Step inside the kitchen of her 1,200-square-foot Frogtown home and you're surrounded by a backsplash wall of teal Moroccan glazed terra cotta tiles, epitomizing the lush vibe that she espouses on her popular lifestyle blog, the Jungalow.
"The green, the shininess, the handmade quality and earthiness embodies who I am as a designer," said the author of "The New Bohemians," whose colorful products can be found at Anthropologie, Target and Living Spaces.
The kitchen is where Blakeney, 38, and her family — husband Jason, 5-year-old daughter Ida and cat Luda — spend most of their time. It also serves a playful purpose.
"Pretty much every evening, me and my daughter have a dance party in the kitchen, getting down to Paul Simon or Bob Marley," Blakeney said. "That's going to be the memory for me of this house."
What makes the kitchen so special?
This is the first room in the house that we completely gutted and remodeled from the ground up; it's the first space I've actually ever done that to. And the experience of seeing a dream realized. Now it's the hub of our home.
What was the aesthetic inspiration?
I love to take influences from lots of different cultures and kind of layer them on top of each other. The floor tile is cement, which they use in Mexico a lot, and there's a handmade, rustic vibe to a lot of other parts of our kitchen like the floating shelves.
What did the kitchen used to look like?
When we first moved into this house, it was a railroad kitchen. There was a big laundry room in the center, and the kitchen was off to the side. We opened up the whole thing.
How long did the kitchen renovation take?

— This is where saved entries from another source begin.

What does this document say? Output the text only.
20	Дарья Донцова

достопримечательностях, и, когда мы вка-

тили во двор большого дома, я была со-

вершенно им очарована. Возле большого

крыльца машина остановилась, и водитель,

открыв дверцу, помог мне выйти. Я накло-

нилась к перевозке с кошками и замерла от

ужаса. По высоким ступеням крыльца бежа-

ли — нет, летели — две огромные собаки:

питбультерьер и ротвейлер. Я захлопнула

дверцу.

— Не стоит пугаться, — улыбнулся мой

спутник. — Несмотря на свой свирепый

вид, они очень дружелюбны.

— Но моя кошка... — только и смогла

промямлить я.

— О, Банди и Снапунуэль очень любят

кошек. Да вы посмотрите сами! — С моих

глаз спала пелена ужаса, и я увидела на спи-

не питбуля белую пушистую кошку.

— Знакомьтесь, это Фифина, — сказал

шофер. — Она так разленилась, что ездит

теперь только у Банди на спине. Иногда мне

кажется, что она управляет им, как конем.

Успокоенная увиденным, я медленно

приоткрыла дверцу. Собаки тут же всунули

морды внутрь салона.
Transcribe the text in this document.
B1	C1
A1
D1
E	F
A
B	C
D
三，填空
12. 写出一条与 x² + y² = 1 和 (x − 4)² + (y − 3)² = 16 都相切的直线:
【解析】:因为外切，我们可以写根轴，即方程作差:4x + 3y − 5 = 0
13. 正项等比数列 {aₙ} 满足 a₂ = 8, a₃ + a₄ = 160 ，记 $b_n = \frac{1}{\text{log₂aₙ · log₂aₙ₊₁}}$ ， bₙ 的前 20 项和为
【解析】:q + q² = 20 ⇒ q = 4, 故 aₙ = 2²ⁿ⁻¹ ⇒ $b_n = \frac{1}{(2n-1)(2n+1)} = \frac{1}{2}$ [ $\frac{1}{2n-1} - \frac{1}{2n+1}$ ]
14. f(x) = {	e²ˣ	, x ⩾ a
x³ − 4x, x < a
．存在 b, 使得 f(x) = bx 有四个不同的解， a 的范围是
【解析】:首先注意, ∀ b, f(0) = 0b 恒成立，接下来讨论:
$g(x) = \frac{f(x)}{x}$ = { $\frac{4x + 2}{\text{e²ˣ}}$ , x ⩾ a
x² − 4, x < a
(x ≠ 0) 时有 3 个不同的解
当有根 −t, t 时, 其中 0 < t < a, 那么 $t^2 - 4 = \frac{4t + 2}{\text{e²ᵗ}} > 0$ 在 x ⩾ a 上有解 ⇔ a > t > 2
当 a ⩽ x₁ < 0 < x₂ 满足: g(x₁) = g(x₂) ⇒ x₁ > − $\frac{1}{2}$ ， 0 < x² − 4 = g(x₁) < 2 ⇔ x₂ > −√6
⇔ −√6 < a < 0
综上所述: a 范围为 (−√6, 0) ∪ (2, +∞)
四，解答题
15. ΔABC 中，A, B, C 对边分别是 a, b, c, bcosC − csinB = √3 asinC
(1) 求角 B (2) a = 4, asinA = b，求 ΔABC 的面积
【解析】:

It took about two months to do the whole thing from the ground up. We had to redo the electricity and the water because we moved everything.
Any decorative advice on brightening and opening up small spaces?
Don't just think about how big your windows are or where they're placed, but also how they're covered. It can make such an enormous difference if you keep sheer covers on your windows to give the illusion of making a space feel bigger and actually airier.
Another tried-and-true trick is to add mirrors to create the feeling of an expansion. Light colors and reflective things, like adding metallics, can also help.
What gives this room the warm, free-spirited vibe?
Color. And any time you introduce anything handmade into your home, you're going to add a feeling of warmth. If everything in your house is from a big-box store, it doesn't have that soul. We've got things from Ikea, but mix the old and new and handmade, and a couple favorite designer pieces.
What is it about nature and plants that inspires you so much?
There is nothing that can breathe life into a home the way plants do. They're living sculptures.
What is your design process when approaching a new space?
Each room has its own journey, depending on both practical or functional matters. Instead of thinking about what exactly you want it to look like, think about the activities that you want to do in the space and the feelings you want to have and design from there. You can change the way you live and act to fit a home. Or you can fit your home to the way you live and act. I believe in the latter.